À l'échelle du territoire, le volume concerné se mesure : de l'ordre de 48 maisons individuelles, 120 diagnostics publiés pour 1 000 résidences principales, environ 38 logements occupés par leur propriétaire. Ce volume ne préjuge d'aucune éligibilité individuelle : il indique seulement où se concentrent, à Planèzes, les situations où le scénario décrit sur cette page a le plus de chances d'être pertinent.
Pour rendre les montants comparables, la base de calcul est fixée à 105 m², en zone H2c : après un bouquet complet, la consommation recule d'environ 13 000 kWh par an, soit près de 1 400 € au tarif de référence. Côté financement, l'assiette est plafonnée à 40 000 € HT dès trois classes gagnées, l'aide ANAH s'échelonne de 4 000 € à 32 000 € selon le revenu fiscal de référence, et l'accompagnement obligatoire est pris en charge jusqu'à 2 000 €.
La séquence prime sur la vitesse : la remise à niveau d'un logement mis en location occupe un opérateur agréé par l'Anah durant cinq à neuf mois à Planèzes. Son positionnement dans le calendrier — après l'audit, avant la mise en service — conditionne la qualité des interfaces entre lots bien plus que le choix de l'entreprise.
Pourquoi la même solution ne se classe pas au même rang partout : à Planèzes relève de la zone H2c, dont la base conventionnelle atteint 225 kWh/m²/an. Le temps de retour de la remise à niveau d'un logement mis en location s'en trouve mécaniquement raccourci par rapport aux zones plus douces.
Le critère à écrire noir sur blanc dans le devis pour la remise à niveau d'un logement mis en location à Planèzes est les critères de décence et un engagement de loyer maîtrisé. Sans cette mention, ni l'aide ni le certificat d'économies d'énergie ne sont sécurisés, et le contrôle sur site peut conduire à un refus de versement du solde.
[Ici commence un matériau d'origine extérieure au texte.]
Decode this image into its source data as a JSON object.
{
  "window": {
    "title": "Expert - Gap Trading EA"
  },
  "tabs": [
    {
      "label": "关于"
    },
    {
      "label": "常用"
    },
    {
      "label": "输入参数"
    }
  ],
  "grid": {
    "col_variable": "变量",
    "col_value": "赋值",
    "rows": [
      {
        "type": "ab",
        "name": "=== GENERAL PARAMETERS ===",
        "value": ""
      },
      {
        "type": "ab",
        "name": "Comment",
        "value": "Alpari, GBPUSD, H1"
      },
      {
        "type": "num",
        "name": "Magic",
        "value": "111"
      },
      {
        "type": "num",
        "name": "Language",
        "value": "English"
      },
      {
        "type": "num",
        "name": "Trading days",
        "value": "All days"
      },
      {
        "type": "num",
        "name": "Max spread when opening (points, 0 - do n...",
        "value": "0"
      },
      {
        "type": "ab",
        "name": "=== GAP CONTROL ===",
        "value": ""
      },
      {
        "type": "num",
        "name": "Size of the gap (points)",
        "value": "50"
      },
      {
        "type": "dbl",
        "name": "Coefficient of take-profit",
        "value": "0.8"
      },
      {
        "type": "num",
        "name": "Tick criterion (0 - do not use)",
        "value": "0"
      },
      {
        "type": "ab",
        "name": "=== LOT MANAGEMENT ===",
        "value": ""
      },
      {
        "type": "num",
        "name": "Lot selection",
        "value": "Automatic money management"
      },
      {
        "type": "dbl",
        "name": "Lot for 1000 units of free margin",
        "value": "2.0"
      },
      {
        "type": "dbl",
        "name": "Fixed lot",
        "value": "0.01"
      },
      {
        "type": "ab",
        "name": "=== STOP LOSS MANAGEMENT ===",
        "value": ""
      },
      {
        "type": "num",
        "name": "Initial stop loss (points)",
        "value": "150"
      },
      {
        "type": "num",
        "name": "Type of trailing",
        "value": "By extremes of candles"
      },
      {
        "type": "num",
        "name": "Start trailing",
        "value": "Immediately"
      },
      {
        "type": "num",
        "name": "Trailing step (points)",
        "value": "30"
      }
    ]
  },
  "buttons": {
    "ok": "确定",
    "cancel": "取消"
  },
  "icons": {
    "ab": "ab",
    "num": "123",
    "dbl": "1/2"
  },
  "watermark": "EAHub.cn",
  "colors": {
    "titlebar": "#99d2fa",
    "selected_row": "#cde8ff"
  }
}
Le rythme local de diagnostic se lit dans les chiffres publics : 120 DPE pour 1 000 résidences principales à Planèzes (6 au total). Ce niveau d'activité fixe les délais réels de un opérateur agréé par l'Anah et donc la date de démarrage possible pour la remise à niveau d'un logement mis en location.
Structure du parc de Planèzes : 96 % de maisons individuelles, soit environ 48 logements sur 50 résidences principales. C'est cette proportion qui détermine, pour la remise à niveau d'un logement mis en location, le poids réel de la vacance du logement pendant les travaux lourds dans les projets déposés.
Le métré fait foi avant toute discussion de prix : à Planèzes, sur une base de 105 m² en zone H2c, la remise à niveau d'un logement mis en location représente de l'ordre de 22 logement du parc locatif. Multiplié par un prix unitaire de 22 000 à 45 000 €, on obtient une fourchette de 484 000 € à 990 000 € TTC, que le plafond d'assiette de 40 000 € HT vient ensuite borner.
Ce que vérifie l'instructeur avant de payer à Planèzes : que les critères de décence et un engagement de loyer maîtrisé figure au devis, que un opérateur agréé par l'Anah soit qualifié RGE à la date de signature, et que le constat de décence après travaux soit joint. À la clé, un solde pouvant atteindre 32 000 €.